Os tempos de publicação desta imagem da Glória são, aqui e agora, um avulso de possibilidades de entendimento da corrida que está para além da apresentação cronológica dos seus feitos e conquistas.

Esta é a página da Revista Stadium publicada em 1926 sobre a corrida da Subida da Glória. Este é o registo de momentos de glória das corridas que em Lisboa se faziam nas primeiras décadas do século XX. No meio da multidão está Gil Moreira (1907- 1988) a quem esta corrida marca e lhe acentua o desejo de ser ciclista. É trabalhando como marçano que, com 11 anos vindo órfão para Lisboa, vence na vida e irá cumprir o sonho de ser ciclista e correr com os melhores da época. No ciclismo foi corredor, director técnico da equipa da Iluminante, um dos primeiros projectos de equipa empresarial existentes em Portugal, director desportivo do Águias de Alpiarça (1958), jornalista que acompanha os eventos de ciclismo, entre eles a Volta a França (1946), fundador da SIBAL (1947), escreveu em 1964 o ABC do Ciclismo, um ensaio pedagógico de técnica e táctica de ciclismo e, como epílogo de história de vida, a obra de referência chamada A História do Ciclismo Português. Pelo meio ficam outros escritos e são as narrativas publicadas na Bicicleta, no Tiro Civil e no Sport Nacional que o incentivam a contactar com familiares e ciclistas desse tempo que, prontos para darem o seu testemunho, lhe oferecem outras histórias que ele próprio colige e que anos mais tarde servirão também para ilustrar as suas próprias crónicas no Mundo Desportivo, no Diário de Notícias e no semanário O Debate.

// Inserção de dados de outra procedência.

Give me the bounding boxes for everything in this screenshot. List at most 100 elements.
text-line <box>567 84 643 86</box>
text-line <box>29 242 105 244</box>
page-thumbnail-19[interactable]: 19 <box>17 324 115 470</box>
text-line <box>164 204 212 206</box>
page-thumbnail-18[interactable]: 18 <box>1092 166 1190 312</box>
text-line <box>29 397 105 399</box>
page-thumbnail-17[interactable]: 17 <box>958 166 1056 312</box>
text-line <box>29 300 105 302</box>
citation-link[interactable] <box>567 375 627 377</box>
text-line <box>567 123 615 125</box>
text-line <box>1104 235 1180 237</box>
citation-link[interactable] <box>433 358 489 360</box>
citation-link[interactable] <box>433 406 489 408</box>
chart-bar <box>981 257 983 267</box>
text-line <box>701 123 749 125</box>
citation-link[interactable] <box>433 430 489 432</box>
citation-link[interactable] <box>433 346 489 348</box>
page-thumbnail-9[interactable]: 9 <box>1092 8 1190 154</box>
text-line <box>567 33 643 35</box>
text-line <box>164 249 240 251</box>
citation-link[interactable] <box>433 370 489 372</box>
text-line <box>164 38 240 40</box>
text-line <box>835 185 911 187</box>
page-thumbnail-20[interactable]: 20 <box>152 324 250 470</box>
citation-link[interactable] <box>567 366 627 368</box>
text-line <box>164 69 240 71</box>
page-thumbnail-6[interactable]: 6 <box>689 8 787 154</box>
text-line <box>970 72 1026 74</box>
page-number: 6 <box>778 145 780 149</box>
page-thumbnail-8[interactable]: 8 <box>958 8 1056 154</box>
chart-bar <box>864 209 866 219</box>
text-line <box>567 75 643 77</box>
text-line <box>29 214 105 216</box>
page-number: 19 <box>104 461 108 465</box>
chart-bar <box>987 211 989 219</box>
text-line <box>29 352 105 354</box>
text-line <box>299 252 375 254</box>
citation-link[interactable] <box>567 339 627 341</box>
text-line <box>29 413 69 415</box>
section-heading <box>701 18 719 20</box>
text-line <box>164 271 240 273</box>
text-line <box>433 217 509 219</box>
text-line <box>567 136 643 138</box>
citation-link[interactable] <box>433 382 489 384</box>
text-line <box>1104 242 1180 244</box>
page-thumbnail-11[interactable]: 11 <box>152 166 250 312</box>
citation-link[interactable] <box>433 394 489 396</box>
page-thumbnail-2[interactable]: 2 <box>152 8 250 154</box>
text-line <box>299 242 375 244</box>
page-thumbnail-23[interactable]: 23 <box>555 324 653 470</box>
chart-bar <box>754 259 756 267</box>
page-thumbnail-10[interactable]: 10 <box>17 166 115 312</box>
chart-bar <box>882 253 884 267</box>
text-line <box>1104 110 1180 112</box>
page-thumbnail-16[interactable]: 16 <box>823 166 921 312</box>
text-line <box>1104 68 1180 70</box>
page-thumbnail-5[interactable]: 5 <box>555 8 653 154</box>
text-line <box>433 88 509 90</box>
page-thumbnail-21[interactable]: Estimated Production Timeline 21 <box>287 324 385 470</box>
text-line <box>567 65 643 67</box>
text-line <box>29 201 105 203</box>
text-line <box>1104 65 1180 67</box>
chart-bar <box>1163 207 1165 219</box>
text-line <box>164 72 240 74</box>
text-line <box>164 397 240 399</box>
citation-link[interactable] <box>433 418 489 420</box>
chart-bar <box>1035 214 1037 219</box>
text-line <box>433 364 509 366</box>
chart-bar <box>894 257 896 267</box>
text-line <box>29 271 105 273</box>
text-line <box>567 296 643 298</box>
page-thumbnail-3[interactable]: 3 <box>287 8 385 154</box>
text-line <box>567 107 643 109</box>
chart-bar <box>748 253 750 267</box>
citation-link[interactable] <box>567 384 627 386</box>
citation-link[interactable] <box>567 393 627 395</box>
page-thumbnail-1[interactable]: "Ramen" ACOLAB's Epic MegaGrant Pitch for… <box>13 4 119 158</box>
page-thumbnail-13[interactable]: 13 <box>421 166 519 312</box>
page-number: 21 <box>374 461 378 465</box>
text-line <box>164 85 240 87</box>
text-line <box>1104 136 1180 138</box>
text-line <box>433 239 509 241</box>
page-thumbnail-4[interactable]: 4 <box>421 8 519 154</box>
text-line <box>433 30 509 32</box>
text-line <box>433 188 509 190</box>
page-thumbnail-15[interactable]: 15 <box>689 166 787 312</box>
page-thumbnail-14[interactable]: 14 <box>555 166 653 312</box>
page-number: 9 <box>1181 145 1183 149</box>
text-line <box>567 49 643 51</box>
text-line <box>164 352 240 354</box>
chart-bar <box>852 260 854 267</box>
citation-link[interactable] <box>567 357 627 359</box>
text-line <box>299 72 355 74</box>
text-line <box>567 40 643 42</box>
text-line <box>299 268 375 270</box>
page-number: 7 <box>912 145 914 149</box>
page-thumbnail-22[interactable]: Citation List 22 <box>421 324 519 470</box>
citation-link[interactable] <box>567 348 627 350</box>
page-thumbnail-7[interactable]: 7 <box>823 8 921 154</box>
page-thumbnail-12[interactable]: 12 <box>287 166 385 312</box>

Em 2006, seguindo as pistas de Gil Moreira num trabalho de exploração de fontes para entender a profissionalização do ciclismo português, encontro este registo fotográfico da subida e, cinco anos mais tarde, a imagem é publicada no livro sobre a Volta a Portugal em bicicleta. A imagem é refeita de significado e é evocada para ilustrar um texto sobre a génese do espectáculo desportivo e comercial e, na fotografia, para mostrar o valor da multidão no reforço emocional da mensagem transmitida. Fotografada, a multidão é também um espectáculo, impressiona visualmente, é a objectivação da causa, seja ela qual for. Uma ideia prenhe de significado na necessidade política da afirmação autoritária dos movimentos nacionalistas, que viram na multidão a possibilidade de tornar objectiva a ideia de comunidade, e no espectáculo que ela representa a celebração de si própria, estabelecendo um paralelo com o papel desempenhado pela liturgia na religião. Actualmente, explorada a ideia para a produção televisiva, não faltam exemplos de cenários criados nos quais, na celebração espectacular, o ambiente criado chega a ser mais importante que a causa em si.

Quando este ano se conseguiu, sob apoio da SEJD, realizar a ICHC no Museu do Desporto que agora reside no Palácio Foz, colado à calçada da Glória, veio de novo à memória a imagem anos antes publicada. Volto à BNL à procura desse mote e eis que dou com os jornais desportivos das primeiras décadas em muito mau estado, a desfazerem-se, interditos à leitura. À falta de melhor pega-se então na foto da página do livro e de novo se lhe altera o sentido e, em pouco tempo, é o mote perfeito para convencer os parceiros institucionais a dar apoio à ideia extravagante de, na calçada, repetir o feito da corrida.
E, dito e feito, de novo a imagem circula e pegando nela a Matilha Cycle Crewtransformou-a no cartaz que agora anuncia a corrida de 2013. Um design que nos confunde porque a tecnologia criativa consegue o presente parecer passado; é, também por isso, uma obra prima porque consegue baralhar todos os tempos que na imagem se cruzam e misturam.
É este poster que ficará como memória futura, é esta imagem que detém o poder transformativo do tempo. E apesar de serem hoje outros tempos é a multidão que ditará o sucesso do evento e dará visibilidade à agenda em causa: levar para o espaço publico a reflexão histórica sobre o valor do património desportivo; dar visibilidade à causa da bicicleta para em Lisboa termos menos auto-estradas e mais ruas; e, ainda, devolver à cidade a festa do ciclismo menos ligado a quadros competitivos federados e mais a jeito de nos levar a todos à Glória!